As the government ramps up accessibility to Covid-19 vaccines, Uber, Lyft and other transportation services across the country are partnering with businesses, cities and pharmacies to offer free rides to vaccination sites.
In an effort to provide more vaccines to communities of color and to address vaccine skepticism, Uber said this week it has partnered with retail pharmacy chain Walgreens to offer free transportation to its locations and offsite vaccination clinics in cities such as Houston, Chicago and Atlanta.
The initiative comes after Uber pledged in December to offer 10 million free or discounted rides to assure that “transportation is not a barrier to getting the [Covid-19] vaccine.”

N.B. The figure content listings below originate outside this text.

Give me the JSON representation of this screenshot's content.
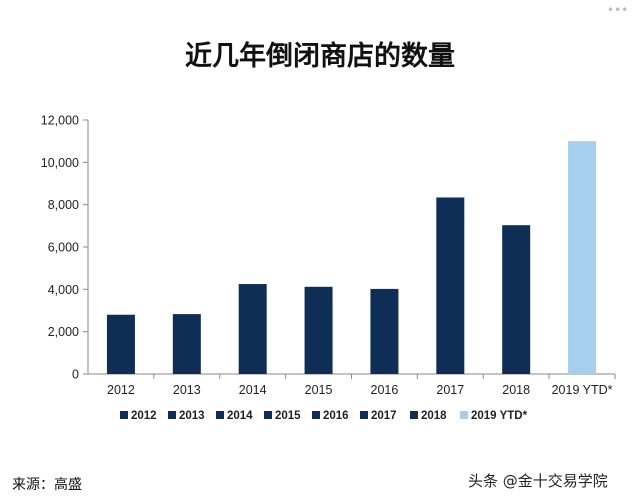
{
  "chart_data": {
    "type": "bar",
    "title": "近几年倒闭商店的数量",
    "categories": [
      "2012",
      "2013",
      "2014",
      "2015",
      "2016",
      "2017",
      "2018",
      "2019 YTD*"
    ],
    "values": [
      2800,
      2830,
      4250,
      4120,
      4020,
      8340,
      7030,
      11000
    ],
    "colors": [
      "#0f2e55",
      "#0f2e55",
      "#0f2e55",
      "#0f2e55",
      "#0f2e55",
      "#0f2e55",
      "#0f2e55",
      "#a6cfee"
    ],
    "ylim": [
      0,
      12000
    ],
    "yticks": [
      "0",
      "2,000",
      "4,000",
      "6,000",
      "8,000",
      "10,000",
      "12,000"
    ],
    "xlabel": "",
    "ylabel": "",
    "grid": false,
    "legend": "bottom",
    "legend_entries": [
      "2012",
      "2013",
      "2014",
      "2015",
      "2016",
      "2017",
      "2018",
      "2019 YTD*"
    ]
  },
  "footer": {
    "source": "来源：高盛",
    "watermark": "头条 @金十交易学院"
  }
}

“Transportation should never be a barrier to health care,” Uber CEO Dara Khosrowshahi said in a statement. “We look forward to building on this exciting new partnership with Walgreens, harnessing the power of the Uber platform to help connect more people with vaccines, as we all work together to help end this pandemic.”
Since 1995, public transportation ridership has increased by 28 percent — higher than the 23 percent increase in the U.S. population. Yet 45 percent of Americans still don’t have access to public transportation, according to the American Public Transportation Association.
Jersey City in New Jersey was one of the first cities to join forces with Uber to offer expanded access to vaccination sites, offering 12,000 free roundtrip rides to “residents who will benefit most from avoiding crowded mass transit or may not otherwise have the means to travel,” Jersey City Mayor Steven Fulop said in a statement.
“The majority of people in Jersey City don’t have cars, and that’s an even higher percentage when you talk about seniors and lower-income communities,” Fulop told NBC News’ Gabe Gutierrez.
Retail giant Target said Wednesday it has partnered with Lyft to provide free roundtrip rides to all team members for Covid vaccination appointments. “Taking care of our team has been at the heart of every decision we’ve made since the coronavirus started,” Chief Human Resources Officer Melissa Kremer said in a statement.
In San Diego, the Metropolitan Transit System is offering free rides for residents in the region to vaccination sites. In East Texas, the Brazos Transit District will be providing free transportation, and the North Carolina Department of Transportation has allocated around $2.5 million to help pay for rides.
“Partnerships like this are crucial to make it possible for everyone to be able to take their shot when it’s their spot,” said Mandy Cohen, Secretary of the North Carolina Department of Health and Human Services.
At a recent visit to the National Institutes of Health, President Joe Biden announced that the federal government had purchased an additional 100 million doses of the Pfizer-BioNTech, as well as 100 million more doses from Moderna.
“We have now purchased enough vaccine supply to vaccinate all Americans and now we’re working to get those vaccines into the arms of millions of people,” Biden said.